第1実施形態に係る流体ポンプの縦断面図である。 第1実施形態に係る回路基板を上方から見た図である。 第1実施形態に係る回路基板を下方から見た図である。 第2実施形態に係る流体ポンプの縦断面図である。 第3実施形態に係る流体ポンプの縦断面図である。 第3実施形態に係る回路基板を下方から見た図である。 第3実施形態に係る回路基板を上方から見た図である。 第4実施形態に係る流体ポンプの縦断面図である。 第4実施形態に係る回路基板を下方から見た図である。 第4実施形態に係る回路基板を上方から見た図である。
符号の説明
10:流体ポンプ
12:ロワーボディ
33:ステータ
43:インペラ
45:円筒部
46:シャフト

Claims (10)

  1. ポンプ室と、収容室と、ポンプ室と収容室を隔離する隔壁とを有するケーシングと、
    ポンプ室に回転可能に配置されているインペラと、
    収容室に配置されており、インペラを回転駆動する駆動力を発生するステータと、
    収容室に配置されており、外部から供給される電力をインペラの駆動電力に変換する半導体素子と、その半導体素子によって変換された駆動電力をステータに供給するターミナルとを有する制御装置と、
    収容室に配置されており、半導体素子に平面的に接触すると共に前記隔壁に平面的に接触するゴム状のシート部材と、を備えている流体ポンプ。
  2. シート部材がターミナルにも平面的に接触していることを特徴とする請求項1の流体ポンプ。
  3. シート部材が平面状に形成されていることを特徴とする請求項1又は2の流体ポンプ。
  4. シート部材の材質がシリコーンゴムであることを特徴とする請求項3の流体ポンプ。
  5. 半導体素子又はターミナルは、前記隔壁に対向して配置されていることを特徴とする請求項1〜4のいずれかの流体ポンプ。
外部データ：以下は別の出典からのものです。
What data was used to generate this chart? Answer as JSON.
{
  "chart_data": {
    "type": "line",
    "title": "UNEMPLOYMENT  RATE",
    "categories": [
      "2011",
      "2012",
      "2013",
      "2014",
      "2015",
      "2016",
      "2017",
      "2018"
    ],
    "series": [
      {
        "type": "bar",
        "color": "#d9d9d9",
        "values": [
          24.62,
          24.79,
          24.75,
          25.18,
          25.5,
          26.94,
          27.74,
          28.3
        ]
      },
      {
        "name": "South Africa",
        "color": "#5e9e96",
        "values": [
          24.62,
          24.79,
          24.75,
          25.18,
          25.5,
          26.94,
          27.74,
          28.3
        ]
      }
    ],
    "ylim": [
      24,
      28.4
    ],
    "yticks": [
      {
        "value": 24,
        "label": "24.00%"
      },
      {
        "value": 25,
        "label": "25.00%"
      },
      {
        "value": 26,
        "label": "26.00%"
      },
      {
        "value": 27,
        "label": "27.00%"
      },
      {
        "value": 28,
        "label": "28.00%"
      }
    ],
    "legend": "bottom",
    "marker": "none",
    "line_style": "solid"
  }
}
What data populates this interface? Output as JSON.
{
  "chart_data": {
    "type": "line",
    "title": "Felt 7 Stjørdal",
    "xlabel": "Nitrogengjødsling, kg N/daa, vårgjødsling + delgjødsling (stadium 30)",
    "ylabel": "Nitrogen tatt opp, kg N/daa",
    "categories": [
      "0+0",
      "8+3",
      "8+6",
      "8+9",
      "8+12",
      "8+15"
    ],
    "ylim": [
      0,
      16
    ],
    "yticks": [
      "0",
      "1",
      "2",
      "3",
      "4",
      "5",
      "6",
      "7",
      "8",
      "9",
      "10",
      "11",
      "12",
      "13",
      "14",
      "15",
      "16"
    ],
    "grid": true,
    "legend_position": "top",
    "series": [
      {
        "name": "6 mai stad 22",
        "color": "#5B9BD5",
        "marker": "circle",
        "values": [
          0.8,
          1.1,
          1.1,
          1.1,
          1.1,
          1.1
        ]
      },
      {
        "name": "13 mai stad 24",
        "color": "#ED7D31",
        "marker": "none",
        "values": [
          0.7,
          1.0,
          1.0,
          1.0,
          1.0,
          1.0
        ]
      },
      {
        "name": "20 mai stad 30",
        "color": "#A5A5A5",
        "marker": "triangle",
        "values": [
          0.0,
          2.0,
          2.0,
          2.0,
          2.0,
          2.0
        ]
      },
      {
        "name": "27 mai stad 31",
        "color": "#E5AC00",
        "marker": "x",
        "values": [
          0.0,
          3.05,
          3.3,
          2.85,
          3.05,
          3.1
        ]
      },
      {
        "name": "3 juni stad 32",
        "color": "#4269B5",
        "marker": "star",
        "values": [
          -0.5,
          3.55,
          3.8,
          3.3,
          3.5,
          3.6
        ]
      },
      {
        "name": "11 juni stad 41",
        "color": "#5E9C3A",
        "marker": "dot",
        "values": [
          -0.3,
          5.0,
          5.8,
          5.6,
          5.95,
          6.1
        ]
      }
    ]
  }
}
  6. ポンプ室と、収容室と、ポンプ室と収容室を隔離する隔壁とを有するケーシングと、
    ポンプ室に回転可能に配置されているインペラと、
    収容室に配置されており、インペラを回転駆動する駆動力を発生するステータと、
    収容室に配置されており、基板と、基板の反ポンプ室側の面に実装されると共に外部から供給される電力をインペラの駆動電力に変換する半導体素子と、基板にその一端が接続されると共に半導体素子によって変換された駆動電力をステータに供給するターミナルと、を有する制御装置と、
    収容室に配置されており、基板のポンプ室側の面に平面的に接触すると共に前記隔壁に平面的に接触するゴム状のシート部材と、を備えており、
    半導体素子は前記隔壁に対向して配置されており、半導体素子が実装された位置の裏側の位置にシート部材が接触していることを特徴とする流体ポンプ。
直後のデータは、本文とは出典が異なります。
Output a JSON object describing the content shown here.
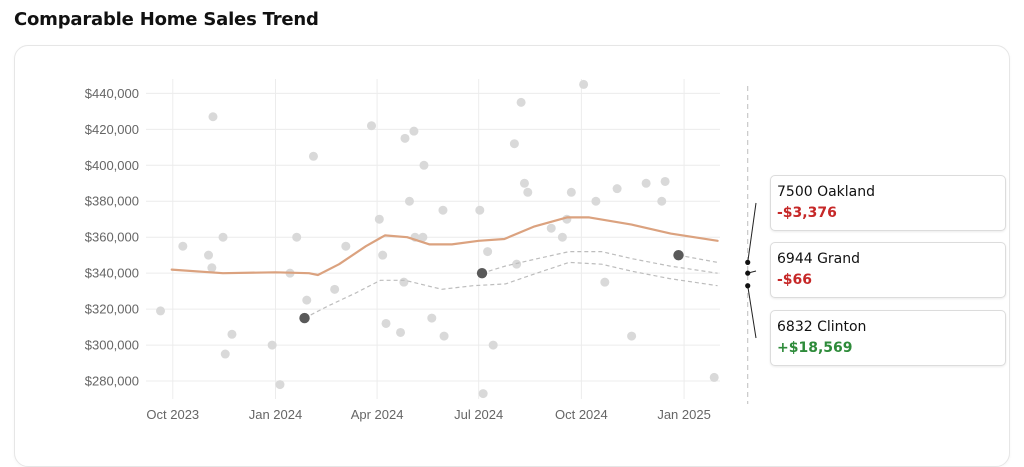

  7. ポンプ室と、収容室と、ポンプ室と収容室を隔離する隔壁とを有するケーシングと、
    ポンプ室に回転可能に配置されているインペラと、
    収容室に配置されており、インペラを回転駆動する駆動力を発生するステータと、
    収容室に配置されており、外部から供給される電力をインペラの駆動電力に変換する半導体素子と、その半導体素子によって変換された駆動電力をステータに供給するターミナルとを有する制御装置と、
    収容室に配置されており、収容室をステータ側と制御装置側に区画する断熱プレートと、を備えており、
    ステータが、前記隔壁と断熱プレートによって囲まれていることを特徴とする流体ポンプ。
  8. 収容室に配置されており、半導体素子及び/又はターミナルに平面的に接触すると共に前記隔壁に平面的に接触するシート部材をさらに備えることを特徴とする請求項7の流体ポンプ。
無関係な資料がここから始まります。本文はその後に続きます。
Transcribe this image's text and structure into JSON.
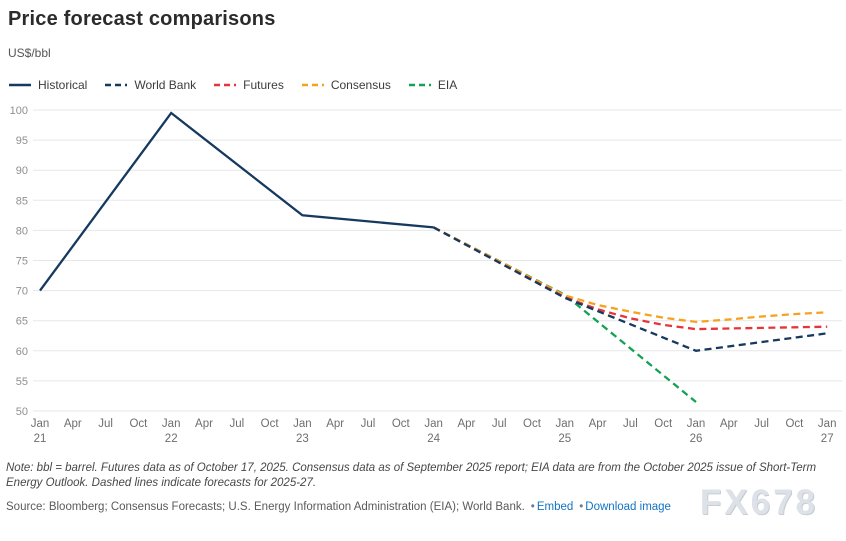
{
  "header": {
    "title": "Price forecast comparisons",
    "units": "US$/bbl"
  },
  "chart_data": {
    "type": "line",
    "title": "Price forecast comparisons",
    "ylabel": "US$/bbl",
    "ylim": [
      50,
      100
    ],
    "ytick_step": 5,
    "grid": "horizontal",
    "legend_position": "top",
    "x_ticks": [
      {
        "month": "Jan",
        "year": "21"
      },
      {
        "month": "Apr"
      },
      {
        "month": "Jul"
      },
      {
        "month": "Oct"
      },
      {
        "month": "Jan",
        "year": "22"
      },
      {
        "month": "Apr"
      },
      {
        "month": "Jul"
      },
      {
        "month": "Oct"
      },
      {
        "month": "Jan",
        "year": "23"
      },
      {
        "month": "Apr"
      },
      {
        "month": "Jul"
      },
      {
        "month": "Oct"
      },
      {
        "month": "Jan",
        "year": "24"
      },
      {
        "month": "Apr"
      },
      {
        "month": "Jul"
      },
      {
        "month": "Oct"
      },
      {
        "month": "Jan",
        "year": "25"
      },
      {
        "month": "Apr"
      },
      {
        "month": "Jul"
      },
      {
        "month": "Oct"
      },
      {
        "month": "Jan",
        "year": "26"
      },
      {
        "month": "Apr"
      },
      {
        "month": "Jul"
      },
      {
        "month": "Oct"
      },
      {
        "month": "Jan",
        "year": "27"
      }
    ],
    "series": [
      {
        "name": "Historical",
        "color": "#16395f",
        "dashed": false,
        "points": [
          [
            0,
            70
          ],
          [
            4,
            99.5
          ],
          [
            8,
            82.5
          ],
          [
            12,
            80.5
          ]
        ]
      },
      {
        "name": "World Bank",
        "color": "#16395f",
        "dashed": true,
        "points": [
          [
            12,
            80.5
          ],
          [
            16,
            68.8
          ],
          [
            20,
            60
          ],
          [
            24,
            62.9
          ]
        ]
      },
      {
        "name": "Futures",
        "color": "#e5343a",
        "dashed": true,
        "points": [
          [
            12,
            80.5
          ],
          [
            16,
            68.9
          ],
          [
            17,
            66.9
          ],
          [
            18,
            65.4
          ],
          [
            19,
            64.3
          ],
          [
            20,
            63.6
          ],
          [
            21,
            63.7
          ],
          [
            22,
            63.8
          ],
          [
            23,
            63.9
          ],
          [
            24,
            64
          ]
        ]
      },
      {
        "name": "Consensus",
        "color": "#f5a21d",
        "dashed": true,
        "points": [
          [
            12,
            80.5
          ],
          [
            16,
            69.2
          ],
          [
            17,
            67.6
          ],
          [
            18,
            66.5
          ],
          [
            19,
            65.5
          ],
          [
            20,
            64.8
          ],
          [
            21,
            65.2
          ],
          [
            22,
            65.7
          ],
          [
            23,
            66.1
          ],
          [
            24,
            66.4
          ]
        ]
      },
      {
        "name": "EIA",
        "color": "#12a354",
        "dashed": true,
        "points": [
          [
            12,
            80.5
          ],
          [
            16,
            69.3
          ],
          [
            20,
            51.5
          ]
        ]
      }
    ],
    "style": {
      "gridline_color": "#e7e7e7",
      "ytick_color": "#8f8f8f",
      "xtick_color": "#6e6e6e"
    }
  },
  "footer": {
    "note": "Note: bbl = barrel. Futures data as of October 17, 2025. Consensus data as of September 2025 report; EIA data are from the October 2025 issue of Short-Term Energy Outlook. Dashed lines indicate forecasts for 2025-27.",
    "source": "Source: Bloomberg; Consensus Forecasts; U.S. Energy Information Administration (EIA); World Bank.",
    "bullet": "•",
    "links": [
      {
        "label": "Embed"
      },
      {
        "label": "Download image"
      }
    ],
    "watermark": "FX678"
  }
}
  9. 断熱プレートがステータの制御装置側の端面の近傍に配置されていることを特徴とする請求項7又は8の流体ポンプ。
  10. 収容室の断熱プレートで区画されたステータ側の空間にはポッティング材が充填されており、制御装置側の空間にはポッティング材が充填されていないことを特徴とする請求項7〜9のいずれかの流体ポンプ。